The Arctic Outbreak, an unseasonable bout of frigid air that’s sweeping across the U.S. this week, is not the same as last winter’s so-called “Polar Vortex” event.  Though both gave Americans the rare experience of breathing crisp, cold Arctic air, both were caused by different things:  last winter’s “Polar Vortex” event seemingly random, and the current Arctic Outbreak caused by Super Typhoon Nuri in the Western Pacific.

But the two events do have at least two things in common.  One is that that they’re both due to deep dips in the jet stream.  In both cases, Arctic air from the Polar Vortex has been displaced to the south by a wavy jet stream, which brings coldness down to the temperate United States and leaves Alaska and the Arctic relatively warm.  Sure enough, right now it’s warmer in Alaska than it is in Texas, and next week the National Weather Service predicts temperatures in Alaska will be 70 percent higher than average, with temperatures in Texas about 50 percent below average.

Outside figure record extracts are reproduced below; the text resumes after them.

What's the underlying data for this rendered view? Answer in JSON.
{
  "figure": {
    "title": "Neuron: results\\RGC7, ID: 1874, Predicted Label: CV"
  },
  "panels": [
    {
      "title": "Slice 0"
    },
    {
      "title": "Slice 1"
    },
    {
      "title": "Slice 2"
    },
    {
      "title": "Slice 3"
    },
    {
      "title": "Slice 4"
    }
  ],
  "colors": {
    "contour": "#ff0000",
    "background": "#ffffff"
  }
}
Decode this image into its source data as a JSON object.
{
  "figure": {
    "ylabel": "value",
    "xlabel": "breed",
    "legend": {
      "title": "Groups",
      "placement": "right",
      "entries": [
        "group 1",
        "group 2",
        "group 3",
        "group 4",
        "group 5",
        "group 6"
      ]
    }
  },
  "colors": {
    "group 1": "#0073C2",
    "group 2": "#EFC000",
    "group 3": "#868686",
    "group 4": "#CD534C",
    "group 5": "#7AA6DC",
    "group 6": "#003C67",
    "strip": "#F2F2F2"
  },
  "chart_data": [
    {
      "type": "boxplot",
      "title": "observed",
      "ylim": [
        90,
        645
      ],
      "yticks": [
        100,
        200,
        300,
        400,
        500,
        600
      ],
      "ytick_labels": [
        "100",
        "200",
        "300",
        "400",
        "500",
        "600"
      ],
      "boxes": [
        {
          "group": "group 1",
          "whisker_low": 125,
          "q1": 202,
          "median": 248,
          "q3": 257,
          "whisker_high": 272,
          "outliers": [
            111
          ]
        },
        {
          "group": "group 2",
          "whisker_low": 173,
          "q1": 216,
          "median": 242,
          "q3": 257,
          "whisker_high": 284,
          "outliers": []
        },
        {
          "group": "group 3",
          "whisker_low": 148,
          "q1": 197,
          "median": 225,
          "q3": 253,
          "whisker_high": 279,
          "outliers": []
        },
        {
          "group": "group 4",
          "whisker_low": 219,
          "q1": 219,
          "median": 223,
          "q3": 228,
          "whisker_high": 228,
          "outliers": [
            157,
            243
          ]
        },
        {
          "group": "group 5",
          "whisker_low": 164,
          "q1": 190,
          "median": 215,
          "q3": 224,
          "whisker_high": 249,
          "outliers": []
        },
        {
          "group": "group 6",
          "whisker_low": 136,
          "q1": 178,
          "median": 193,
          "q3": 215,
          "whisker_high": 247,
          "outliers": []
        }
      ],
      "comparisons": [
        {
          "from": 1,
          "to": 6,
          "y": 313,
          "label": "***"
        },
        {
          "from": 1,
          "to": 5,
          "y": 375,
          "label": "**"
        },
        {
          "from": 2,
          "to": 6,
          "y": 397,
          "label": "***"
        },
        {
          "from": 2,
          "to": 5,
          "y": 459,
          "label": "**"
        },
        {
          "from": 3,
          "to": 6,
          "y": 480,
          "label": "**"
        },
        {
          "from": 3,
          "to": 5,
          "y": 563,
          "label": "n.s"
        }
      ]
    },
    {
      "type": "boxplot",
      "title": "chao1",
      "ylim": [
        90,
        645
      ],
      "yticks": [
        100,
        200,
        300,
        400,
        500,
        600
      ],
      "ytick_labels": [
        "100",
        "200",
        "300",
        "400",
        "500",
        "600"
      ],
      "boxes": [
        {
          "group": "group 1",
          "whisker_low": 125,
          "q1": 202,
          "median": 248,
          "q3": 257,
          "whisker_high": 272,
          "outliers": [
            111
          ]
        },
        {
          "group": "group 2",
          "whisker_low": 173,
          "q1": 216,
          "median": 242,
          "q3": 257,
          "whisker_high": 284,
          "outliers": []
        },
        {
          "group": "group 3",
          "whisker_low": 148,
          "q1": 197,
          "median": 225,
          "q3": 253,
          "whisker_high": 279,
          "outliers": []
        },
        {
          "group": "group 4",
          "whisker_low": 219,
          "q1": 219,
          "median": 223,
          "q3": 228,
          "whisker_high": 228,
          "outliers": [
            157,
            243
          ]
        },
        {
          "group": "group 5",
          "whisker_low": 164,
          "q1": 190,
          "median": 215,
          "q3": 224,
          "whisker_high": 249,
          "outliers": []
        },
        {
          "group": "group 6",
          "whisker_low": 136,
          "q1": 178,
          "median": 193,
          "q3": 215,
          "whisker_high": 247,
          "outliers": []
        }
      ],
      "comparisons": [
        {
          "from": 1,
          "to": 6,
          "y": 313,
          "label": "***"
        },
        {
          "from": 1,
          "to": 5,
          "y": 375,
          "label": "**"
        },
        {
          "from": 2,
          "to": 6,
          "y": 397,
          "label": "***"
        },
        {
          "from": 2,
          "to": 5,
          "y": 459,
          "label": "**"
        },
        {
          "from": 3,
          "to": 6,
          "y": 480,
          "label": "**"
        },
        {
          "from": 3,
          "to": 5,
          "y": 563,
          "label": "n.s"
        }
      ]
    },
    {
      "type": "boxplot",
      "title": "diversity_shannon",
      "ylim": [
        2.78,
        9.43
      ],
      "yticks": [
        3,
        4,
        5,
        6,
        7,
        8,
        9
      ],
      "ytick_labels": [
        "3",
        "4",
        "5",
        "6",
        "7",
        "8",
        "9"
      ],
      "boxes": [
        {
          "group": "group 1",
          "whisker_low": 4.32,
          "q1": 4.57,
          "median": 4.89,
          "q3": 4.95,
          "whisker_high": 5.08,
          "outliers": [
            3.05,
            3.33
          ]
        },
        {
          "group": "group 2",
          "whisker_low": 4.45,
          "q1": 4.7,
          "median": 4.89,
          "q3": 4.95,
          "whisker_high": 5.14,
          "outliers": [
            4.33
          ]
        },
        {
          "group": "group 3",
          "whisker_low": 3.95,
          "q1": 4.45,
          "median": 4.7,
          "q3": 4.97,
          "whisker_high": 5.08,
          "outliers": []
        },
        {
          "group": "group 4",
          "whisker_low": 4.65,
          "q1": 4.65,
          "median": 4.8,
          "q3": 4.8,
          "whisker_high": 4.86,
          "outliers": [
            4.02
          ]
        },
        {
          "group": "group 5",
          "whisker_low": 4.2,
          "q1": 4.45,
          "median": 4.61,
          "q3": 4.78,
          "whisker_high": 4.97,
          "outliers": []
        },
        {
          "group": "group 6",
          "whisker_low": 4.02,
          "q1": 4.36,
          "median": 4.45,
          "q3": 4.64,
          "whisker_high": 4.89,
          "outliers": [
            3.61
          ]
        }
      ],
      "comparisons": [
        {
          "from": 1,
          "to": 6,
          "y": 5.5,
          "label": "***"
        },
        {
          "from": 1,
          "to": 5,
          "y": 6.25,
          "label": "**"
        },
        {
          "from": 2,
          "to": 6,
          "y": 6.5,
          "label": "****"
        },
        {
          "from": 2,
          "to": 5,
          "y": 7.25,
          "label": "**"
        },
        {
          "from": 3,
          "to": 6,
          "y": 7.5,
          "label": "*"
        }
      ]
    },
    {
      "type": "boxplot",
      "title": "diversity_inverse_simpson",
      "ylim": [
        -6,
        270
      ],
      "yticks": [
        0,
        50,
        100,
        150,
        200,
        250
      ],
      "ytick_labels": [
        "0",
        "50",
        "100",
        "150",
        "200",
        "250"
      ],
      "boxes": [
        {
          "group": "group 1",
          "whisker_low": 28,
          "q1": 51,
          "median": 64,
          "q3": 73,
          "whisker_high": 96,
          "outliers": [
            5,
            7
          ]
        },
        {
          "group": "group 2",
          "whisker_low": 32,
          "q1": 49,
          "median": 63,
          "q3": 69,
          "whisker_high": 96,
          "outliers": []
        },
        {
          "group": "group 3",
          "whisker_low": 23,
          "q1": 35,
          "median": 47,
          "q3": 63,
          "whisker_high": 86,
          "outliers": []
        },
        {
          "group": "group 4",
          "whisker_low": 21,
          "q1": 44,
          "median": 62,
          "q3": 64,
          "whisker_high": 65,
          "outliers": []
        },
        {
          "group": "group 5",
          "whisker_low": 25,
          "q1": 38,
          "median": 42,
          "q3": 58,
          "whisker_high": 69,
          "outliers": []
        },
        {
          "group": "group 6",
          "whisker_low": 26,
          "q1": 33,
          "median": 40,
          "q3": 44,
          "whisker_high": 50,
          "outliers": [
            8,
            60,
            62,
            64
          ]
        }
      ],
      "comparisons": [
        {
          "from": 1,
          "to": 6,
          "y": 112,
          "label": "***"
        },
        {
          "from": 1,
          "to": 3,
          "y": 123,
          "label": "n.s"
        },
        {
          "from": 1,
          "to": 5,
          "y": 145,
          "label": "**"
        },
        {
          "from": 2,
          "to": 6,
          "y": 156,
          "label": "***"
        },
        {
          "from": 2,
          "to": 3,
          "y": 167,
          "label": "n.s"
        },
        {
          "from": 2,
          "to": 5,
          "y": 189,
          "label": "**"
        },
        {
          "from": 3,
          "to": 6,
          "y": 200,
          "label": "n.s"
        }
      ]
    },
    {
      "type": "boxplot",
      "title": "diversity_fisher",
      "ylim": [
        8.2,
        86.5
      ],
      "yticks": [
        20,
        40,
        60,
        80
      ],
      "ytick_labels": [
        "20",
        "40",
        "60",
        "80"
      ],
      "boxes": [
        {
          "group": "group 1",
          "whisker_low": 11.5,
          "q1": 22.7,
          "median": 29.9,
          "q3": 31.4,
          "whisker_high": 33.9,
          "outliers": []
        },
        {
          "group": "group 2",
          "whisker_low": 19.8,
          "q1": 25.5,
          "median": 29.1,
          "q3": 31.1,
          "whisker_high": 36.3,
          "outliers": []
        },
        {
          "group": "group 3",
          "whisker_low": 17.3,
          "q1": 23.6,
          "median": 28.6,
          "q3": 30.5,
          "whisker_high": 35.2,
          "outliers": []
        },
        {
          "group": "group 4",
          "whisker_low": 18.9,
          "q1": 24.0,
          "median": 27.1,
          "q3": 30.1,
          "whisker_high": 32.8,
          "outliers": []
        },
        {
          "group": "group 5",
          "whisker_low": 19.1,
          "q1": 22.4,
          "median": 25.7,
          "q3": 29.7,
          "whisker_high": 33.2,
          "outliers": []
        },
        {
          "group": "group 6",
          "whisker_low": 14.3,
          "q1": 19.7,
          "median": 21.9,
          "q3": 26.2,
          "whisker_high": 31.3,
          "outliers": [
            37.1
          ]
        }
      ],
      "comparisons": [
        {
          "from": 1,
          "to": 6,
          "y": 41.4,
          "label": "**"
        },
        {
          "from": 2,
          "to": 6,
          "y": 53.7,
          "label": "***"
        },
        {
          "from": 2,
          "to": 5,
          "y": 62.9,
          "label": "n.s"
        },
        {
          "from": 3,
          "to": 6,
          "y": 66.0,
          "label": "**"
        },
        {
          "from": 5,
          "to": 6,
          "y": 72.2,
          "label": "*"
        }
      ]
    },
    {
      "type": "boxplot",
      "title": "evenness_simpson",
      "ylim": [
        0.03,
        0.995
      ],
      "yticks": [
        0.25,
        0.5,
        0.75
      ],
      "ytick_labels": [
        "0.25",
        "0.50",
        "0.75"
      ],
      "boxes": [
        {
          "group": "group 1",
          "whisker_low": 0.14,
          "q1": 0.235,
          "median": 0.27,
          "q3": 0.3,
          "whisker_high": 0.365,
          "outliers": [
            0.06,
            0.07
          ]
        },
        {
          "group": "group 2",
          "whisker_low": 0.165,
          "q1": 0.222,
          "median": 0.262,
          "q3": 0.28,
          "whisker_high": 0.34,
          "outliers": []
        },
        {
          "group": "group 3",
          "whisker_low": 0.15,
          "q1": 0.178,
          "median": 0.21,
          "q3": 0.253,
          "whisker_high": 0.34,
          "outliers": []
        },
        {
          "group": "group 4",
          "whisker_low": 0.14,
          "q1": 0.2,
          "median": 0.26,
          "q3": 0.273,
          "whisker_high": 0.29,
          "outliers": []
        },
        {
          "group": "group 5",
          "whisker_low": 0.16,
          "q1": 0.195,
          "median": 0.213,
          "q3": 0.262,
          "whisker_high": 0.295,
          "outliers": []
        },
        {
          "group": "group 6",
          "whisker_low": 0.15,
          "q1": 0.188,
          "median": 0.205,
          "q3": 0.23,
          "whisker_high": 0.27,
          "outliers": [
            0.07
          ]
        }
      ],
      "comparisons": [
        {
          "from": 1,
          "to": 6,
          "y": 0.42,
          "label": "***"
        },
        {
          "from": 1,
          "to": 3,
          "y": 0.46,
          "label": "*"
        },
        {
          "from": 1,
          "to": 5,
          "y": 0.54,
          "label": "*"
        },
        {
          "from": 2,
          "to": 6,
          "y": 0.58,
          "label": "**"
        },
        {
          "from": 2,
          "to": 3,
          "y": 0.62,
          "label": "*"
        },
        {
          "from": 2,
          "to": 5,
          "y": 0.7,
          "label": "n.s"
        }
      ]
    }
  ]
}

The second thing is that both events were unusual, catching Americans by relative surprise, and raising questions as to whether climate change played a role.

With both cases, the answer has been “maybe.”  Though it may seem contradictory that extreme cold events could be linked to global warming, it’s been shown time and again that bizarre and unpredictable things can happen to the weather when heat accumulates in the atmosphere and ocean.  A warmer atmosphere holds more water vapor, which in turn can make precipitation events — including snow — more extreme.  And some scientists think a warmer ocean can make tropical storms more intense, which can drive big dips in the jet stream.

The latter is why some scientists, like bioanthropologist Greg Laden, think that climate change helped make this year’s Arctic Outbreak more intense.

“We can’t rule out climate change here,” said Laden, who writes for National Geographic’s Scienceblog.  “[Super Typhoon Nuri] was in the top 2 or 3 hurricanes, maybe the top 2 of the year, in terms of overall strength.  That’s because the Pacific has been really warm, creating a lot of extra hurricanes and extra strong hurricanes.”

While no weather event, including hurricanes, can be attributed directly to climate change (it’s really the wrong question — “All weather events are affected by climate change because the environment in which they occur is warmer and moister than it used to be.”), Laden is correct that Nuri was one of the two most intense storms on Earth so far this year.  And Nuri, as Mashable’s Andrew Freedman explains, increased the chance of extreme weather across the U.S.